The nomination process enabled by the OCGR is a step in the right direction.  However, a big gap is created by not providing an avenue for concerned members of the public to qualify as eligible requesters for those wells/facilities located on public lands.  This means that wells/facilities located on public lands may be left to languish.  It is recommended that the OCGR definition of eligible requester be expanded to allow nomination by members of the public when wells/facilities are located on public lands.

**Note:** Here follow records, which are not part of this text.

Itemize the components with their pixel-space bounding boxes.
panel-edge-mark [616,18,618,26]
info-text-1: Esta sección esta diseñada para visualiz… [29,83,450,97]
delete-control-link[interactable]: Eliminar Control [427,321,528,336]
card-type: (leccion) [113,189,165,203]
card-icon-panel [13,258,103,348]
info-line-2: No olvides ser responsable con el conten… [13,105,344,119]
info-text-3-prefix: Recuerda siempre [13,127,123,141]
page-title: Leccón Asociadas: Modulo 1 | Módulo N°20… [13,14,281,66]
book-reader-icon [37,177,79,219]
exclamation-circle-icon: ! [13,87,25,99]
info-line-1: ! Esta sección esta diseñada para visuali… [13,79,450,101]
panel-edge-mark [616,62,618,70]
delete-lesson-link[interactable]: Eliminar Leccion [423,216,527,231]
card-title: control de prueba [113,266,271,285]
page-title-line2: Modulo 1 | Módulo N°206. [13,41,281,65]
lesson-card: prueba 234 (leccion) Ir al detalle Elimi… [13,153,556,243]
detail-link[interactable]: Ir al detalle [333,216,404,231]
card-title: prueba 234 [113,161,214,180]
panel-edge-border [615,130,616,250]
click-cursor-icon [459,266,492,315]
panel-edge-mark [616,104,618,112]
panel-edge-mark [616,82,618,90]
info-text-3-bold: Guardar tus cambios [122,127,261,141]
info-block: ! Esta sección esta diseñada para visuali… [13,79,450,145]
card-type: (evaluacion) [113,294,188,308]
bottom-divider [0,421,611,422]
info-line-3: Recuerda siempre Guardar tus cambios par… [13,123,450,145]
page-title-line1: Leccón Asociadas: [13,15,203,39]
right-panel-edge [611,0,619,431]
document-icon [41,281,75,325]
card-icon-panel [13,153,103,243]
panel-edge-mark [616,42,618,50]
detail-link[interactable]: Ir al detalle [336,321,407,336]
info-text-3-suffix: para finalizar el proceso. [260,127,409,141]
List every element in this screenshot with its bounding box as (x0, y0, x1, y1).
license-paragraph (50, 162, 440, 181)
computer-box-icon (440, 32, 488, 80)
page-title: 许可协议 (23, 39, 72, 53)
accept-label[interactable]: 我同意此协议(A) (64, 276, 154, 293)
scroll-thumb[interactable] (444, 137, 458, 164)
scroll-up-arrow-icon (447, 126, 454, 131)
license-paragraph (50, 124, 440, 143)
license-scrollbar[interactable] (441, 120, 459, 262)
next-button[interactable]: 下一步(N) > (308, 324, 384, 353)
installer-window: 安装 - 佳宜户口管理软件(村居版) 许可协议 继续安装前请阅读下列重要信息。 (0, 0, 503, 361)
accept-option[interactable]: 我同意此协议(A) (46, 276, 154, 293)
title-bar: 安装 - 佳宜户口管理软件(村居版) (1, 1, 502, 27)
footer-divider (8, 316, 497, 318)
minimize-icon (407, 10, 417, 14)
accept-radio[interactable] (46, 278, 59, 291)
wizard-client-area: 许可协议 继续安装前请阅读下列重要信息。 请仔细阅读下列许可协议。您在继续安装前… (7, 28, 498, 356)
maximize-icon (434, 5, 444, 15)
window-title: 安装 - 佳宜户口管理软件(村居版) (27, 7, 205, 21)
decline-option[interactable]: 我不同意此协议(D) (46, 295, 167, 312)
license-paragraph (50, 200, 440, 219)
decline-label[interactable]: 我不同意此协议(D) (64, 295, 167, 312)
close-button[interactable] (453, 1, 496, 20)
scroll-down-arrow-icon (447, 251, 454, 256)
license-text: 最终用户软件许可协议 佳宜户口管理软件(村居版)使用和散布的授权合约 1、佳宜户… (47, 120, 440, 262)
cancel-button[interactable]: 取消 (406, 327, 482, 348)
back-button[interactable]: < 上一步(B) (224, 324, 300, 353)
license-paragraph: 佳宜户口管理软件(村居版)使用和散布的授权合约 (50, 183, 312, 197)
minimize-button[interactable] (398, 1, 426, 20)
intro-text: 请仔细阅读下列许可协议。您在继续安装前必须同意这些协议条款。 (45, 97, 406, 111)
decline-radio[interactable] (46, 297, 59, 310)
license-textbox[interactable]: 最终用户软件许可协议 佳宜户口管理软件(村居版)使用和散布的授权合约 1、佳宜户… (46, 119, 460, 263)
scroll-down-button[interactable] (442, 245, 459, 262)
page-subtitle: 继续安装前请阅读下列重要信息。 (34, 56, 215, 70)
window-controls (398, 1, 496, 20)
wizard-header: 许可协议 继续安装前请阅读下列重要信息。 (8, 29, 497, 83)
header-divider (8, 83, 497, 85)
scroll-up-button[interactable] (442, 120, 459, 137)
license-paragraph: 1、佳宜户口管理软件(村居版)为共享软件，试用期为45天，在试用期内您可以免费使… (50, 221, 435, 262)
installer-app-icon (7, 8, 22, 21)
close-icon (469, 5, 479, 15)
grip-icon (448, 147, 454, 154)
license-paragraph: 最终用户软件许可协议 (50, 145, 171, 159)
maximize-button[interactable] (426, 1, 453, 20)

The nomination process can trigger a requirement to prepare a closure plan but questions around these abound (hopefully to be answered in future AER directives). For instance, the OGCR/PR does not indicate what information must be provided in a closure plan or the timeframe for preparation of a closure plan once requested by the AER (presumably these details will be detailed in a future AER directive).  Nor does the OGCR/PR provision indicate if a security payment must accompany the closure plan (to ensure closure costs are covered and to ensure compliance with the closure plan).   While the OGCR/PR provisions indicate that a licensee must comply with the terms and conditions of an approved closure plan, there is no indication of what happens if a licensee fails to comply (other than committing an offence under the Oil and Gas Conservation Act/ Pipeline Act).  Timelines for preparation of and compliance with a closure plan should be made mandatory and enforceable (either through the OGCR/PR, regulations or AER directives).

At this point in time, it appears that further clarification and detail on the LMF is still to come.  It is our hope that the issues raised in this blog will be addressed.  We will keep an eye on the AER and Government’s websites as details of the LMF continue to unfold.  As well, for those who are interested, the AER is accepting feedback on the draft Directive 067 until February 14, 2021.